Sixty-seven percent of the beneficiaries receiving Social Security in Iowa are retired workers, the report said.
The median benefit received by a retired worker (the level at which half received more and half less) in Iowa is about $14,000 annually.

“Fair,” is how one Social Security retirement beneficiary described the program.

Eva Curtis, an 82-year-old Social Security birthday party attendee from Cedar Rapids, said she’s been drawing the benefits since she retired at 82 from her job as a restaurant cook. She said she appreciates what it’s done for her, she said, but only wishes it provided more.

Another 12 of Social Security recipients in Iowa percent are disabled workers. The median benefit for a disabled worker in Iowa is about $11,200 annually.

The remainder are widowers (10 percent) children (7 percent) and spouses (5 percent).
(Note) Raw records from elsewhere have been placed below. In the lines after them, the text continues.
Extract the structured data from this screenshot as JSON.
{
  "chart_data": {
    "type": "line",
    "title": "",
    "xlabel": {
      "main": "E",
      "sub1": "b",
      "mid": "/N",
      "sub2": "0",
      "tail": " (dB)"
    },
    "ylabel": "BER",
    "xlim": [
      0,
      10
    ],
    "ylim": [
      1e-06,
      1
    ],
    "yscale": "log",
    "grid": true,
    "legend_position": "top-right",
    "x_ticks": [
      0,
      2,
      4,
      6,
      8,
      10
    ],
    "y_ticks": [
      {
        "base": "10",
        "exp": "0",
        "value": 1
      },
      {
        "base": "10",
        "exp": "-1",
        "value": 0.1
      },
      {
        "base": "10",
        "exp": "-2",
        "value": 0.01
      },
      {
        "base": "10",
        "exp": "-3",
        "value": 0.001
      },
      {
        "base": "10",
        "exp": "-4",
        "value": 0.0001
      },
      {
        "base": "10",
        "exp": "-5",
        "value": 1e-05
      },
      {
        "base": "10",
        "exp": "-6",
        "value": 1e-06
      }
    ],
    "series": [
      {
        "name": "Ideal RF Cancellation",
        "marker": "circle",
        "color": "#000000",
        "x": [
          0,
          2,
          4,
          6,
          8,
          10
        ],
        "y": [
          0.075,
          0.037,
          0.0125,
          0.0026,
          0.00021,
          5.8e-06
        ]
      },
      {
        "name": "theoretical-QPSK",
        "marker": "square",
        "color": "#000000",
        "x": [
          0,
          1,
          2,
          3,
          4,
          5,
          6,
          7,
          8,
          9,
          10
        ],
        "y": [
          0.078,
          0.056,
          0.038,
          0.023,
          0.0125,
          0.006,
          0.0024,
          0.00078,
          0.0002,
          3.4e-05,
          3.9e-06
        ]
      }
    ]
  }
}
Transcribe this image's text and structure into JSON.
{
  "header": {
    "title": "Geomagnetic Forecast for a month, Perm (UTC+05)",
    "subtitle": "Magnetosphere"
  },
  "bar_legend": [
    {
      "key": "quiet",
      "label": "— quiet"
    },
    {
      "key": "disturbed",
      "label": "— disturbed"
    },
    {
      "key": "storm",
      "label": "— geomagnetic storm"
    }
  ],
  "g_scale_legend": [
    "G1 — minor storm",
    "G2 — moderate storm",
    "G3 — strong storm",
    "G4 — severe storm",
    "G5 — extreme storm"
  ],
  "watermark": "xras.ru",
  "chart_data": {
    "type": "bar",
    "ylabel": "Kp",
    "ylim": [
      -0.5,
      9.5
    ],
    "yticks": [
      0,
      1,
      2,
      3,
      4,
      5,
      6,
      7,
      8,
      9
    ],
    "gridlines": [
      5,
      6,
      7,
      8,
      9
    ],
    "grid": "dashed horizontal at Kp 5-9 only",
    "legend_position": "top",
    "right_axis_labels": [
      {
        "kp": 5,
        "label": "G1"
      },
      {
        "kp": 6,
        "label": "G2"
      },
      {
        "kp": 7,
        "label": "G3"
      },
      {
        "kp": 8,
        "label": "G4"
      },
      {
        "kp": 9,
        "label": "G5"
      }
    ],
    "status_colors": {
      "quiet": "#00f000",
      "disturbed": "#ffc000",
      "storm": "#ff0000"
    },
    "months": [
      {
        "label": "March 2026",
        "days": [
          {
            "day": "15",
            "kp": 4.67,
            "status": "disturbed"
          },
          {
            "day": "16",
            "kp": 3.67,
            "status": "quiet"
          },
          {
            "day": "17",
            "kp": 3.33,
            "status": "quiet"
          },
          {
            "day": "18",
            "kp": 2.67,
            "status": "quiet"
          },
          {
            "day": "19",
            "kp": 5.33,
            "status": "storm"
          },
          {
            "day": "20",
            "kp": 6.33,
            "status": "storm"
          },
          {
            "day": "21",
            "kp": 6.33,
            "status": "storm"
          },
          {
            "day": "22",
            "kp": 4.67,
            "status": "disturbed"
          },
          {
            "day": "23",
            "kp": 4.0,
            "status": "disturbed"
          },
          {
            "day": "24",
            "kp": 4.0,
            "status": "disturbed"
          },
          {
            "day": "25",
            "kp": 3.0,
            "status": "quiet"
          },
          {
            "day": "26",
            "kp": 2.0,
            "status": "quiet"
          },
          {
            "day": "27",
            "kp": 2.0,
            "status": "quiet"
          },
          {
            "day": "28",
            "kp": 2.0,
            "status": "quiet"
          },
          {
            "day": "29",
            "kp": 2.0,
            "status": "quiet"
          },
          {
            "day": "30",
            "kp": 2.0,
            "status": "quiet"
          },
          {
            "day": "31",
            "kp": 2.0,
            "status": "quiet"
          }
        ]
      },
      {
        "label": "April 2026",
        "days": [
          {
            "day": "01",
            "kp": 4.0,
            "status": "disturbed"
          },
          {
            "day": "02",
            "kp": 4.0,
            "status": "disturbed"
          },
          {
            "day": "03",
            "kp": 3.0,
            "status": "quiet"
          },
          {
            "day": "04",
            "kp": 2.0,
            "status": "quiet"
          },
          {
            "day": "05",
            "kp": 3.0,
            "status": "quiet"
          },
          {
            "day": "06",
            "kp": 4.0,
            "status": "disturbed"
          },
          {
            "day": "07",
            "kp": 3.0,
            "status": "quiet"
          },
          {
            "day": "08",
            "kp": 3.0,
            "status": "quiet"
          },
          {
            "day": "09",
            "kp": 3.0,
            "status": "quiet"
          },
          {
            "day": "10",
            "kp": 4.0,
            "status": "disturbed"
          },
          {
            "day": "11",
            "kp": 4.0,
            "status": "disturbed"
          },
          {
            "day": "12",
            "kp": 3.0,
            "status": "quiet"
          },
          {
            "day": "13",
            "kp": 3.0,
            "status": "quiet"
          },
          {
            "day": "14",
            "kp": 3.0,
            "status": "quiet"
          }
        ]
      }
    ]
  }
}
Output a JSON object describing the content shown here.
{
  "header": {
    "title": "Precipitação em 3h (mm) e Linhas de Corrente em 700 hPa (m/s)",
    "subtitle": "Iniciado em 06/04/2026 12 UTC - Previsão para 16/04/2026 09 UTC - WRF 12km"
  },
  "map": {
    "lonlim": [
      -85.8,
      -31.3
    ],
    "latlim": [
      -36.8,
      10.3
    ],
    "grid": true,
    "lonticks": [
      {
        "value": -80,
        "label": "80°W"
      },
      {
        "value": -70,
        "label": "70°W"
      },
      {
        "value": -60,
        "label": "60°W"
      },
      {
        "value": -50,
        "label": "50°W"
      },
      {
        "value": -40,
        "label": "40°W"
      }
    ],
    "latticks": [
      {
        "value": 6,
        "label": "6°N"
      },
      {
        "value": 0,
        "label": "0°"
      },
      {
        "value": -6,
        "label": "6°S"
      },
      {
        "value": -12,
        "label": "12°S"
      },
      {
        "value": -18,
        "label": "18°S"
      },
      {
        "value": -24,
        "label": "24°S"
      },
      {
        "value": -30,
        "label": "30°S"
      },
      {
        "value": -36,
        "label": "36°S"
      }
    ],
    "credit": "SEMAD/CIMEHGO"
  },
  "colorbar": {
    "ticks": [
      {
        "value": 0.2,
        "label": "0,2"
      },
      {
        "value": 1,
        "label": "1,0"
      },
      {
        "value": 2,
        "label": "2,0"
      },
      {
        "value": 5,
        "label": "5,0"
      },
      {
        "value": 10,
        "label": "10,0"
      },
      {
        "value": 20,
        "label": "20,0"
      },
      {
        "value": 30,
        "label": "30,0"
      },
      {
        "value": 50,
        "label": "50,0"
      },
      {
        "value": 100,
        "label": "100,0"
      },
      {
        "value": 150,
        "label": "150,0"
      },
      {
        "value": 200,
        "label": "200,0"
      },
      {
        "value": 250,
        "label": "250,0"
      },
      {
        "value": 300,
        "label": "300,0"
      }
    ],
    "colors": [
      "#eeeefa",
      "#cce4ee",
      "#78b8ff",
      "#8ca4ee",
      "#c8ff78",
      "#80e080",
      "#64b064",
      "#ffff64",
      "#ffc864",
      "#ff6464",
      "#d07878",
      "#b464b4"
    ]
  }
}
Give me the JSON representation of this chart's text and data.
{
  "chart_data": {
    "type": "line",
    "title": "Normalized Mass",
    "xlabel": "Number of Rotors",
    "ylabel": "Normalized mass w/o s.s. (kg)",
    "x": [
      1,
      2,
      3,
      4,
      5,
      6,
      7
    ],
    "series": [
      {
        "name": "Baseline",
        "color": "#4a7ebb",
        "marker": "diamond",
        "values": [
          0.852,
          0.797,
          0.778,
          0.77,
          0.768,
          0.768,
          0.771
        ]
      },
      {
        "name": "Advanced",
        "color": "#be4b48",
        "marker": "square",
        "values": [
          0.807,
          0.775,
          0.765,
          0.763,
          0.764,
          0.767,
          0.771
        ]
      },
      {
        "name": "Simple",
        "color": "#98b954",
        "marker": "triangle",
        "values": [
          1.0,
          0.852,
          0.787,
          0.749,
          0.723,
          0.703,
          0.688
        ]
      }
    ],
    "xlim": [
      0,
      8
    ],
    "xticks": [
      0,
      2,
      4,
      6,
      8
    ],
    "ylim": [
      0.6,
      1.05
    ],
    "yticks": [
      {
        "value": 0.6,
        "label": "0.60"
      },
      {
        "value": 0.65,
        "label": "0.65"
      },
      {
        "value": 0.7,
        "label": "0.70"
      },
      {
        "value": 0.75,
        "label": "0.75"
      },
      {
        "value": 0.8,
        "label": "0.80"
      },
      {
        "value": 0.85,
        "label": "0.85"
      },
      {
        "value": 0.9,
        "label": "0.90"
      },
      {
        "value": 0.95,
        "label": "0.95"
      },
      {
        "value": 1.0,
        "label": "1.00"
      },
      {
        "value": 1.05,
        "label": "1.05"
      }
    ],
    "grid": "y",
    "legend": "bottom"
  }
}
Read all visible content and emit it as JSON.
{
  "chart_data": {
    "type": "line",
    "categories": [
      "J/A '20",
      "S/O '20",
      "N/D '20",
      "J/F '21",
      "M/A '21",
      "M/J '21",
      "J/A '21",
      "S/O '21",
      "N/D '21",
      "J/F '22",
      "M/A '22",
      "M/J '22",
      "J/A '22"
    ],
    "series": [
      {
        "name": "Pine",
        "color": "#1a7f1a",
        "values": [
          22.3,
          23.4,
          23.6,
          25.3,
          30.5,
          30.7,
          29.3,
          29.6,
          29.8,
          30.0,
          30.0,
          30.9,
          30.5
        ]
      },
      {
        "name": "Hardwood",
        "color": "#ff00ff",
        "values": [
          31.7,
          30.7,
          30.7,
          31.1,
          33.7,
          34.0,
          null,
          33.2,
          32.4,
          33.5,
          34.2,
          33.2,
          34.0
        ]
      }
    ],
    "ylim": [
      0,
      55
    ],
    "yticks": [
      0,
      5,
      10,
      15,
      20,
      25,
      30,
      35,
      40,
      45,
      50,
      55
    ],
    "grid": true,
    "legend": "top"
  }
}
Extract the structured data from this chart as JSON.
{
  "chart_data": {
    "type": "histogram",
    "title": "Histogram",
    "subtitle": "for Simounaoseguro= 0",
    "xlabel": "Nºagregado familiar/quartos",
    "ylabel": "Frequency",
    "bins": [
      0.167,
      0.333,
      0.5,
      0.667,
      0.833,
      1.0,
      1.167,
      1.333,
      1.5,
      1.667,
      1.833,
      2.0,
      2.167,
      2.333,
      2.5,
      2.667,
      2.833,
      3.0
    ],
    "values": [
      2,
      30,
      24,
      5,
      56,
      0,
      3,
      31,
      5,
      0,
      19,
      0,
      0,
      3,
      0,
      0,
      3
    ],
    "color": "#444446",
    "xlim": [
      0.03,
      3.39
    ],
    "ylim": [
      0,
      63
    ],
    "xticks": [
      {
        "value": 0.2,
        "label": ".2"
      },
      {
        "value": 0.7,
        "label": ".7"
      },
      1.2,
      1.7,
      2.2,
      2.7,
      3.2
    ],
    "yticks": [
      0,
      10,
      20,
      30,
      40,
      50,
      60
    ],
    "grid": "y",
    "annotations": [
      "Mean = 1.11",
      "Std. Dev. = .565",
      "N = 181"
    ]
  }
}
The median survivors benefit for widowers is $13,700.
Women make up the greatest percentage of beneficiaries – 57.9 percent.

U.S. Rep. Dave Loebsack, D-Iowa, was among the speakers who described the difference Social Security made in his life.

Loebsack said he was raised by a single mom. The family bounced around before moving in with his grandmother, who lived on Social Security survivor benefits, Loebsack said.

When Loebsack was in high school, his father died. Although his father had not been supporting him, he became eligible for a modest monthly survivors benefit of $100 per month, he said.

“Without these benefits, I would not have made it through college,” the congressman said.

James Kennedy of the Social Security Administration office in Cedar Rapids said the push for Social Security was generated by the radio oratory of Father Charles Coughlin and the political discourse of U.S. Sen. Huey Long of Louisiana in the aftermath of the Great Depression.

President Franklin Delano Roosevelt ordered a commission to study ways to provide social security in 1934, a time of major economic and demographic changes. Economic changes were resulting in more families relying on wage employment than self-employment in farms and small businesses. The Great Depression had stripped away the assets that many had saved for retirement.

The bill that created Social Security was enacted into law on August 14, 1935, Kennedy said. It initially provided retirement benefits only for those age 65 or older.

A total of 107,081 residents in Iowa’s second congressional district receive Social Security out of a total of 586,737 residents, the report said.

Without social Security, about 157,000 Iowa residents 65 years of age or older would be in poverty, the report said.

Statistics in the report were provided by the Center on Budget and Policy Priorities.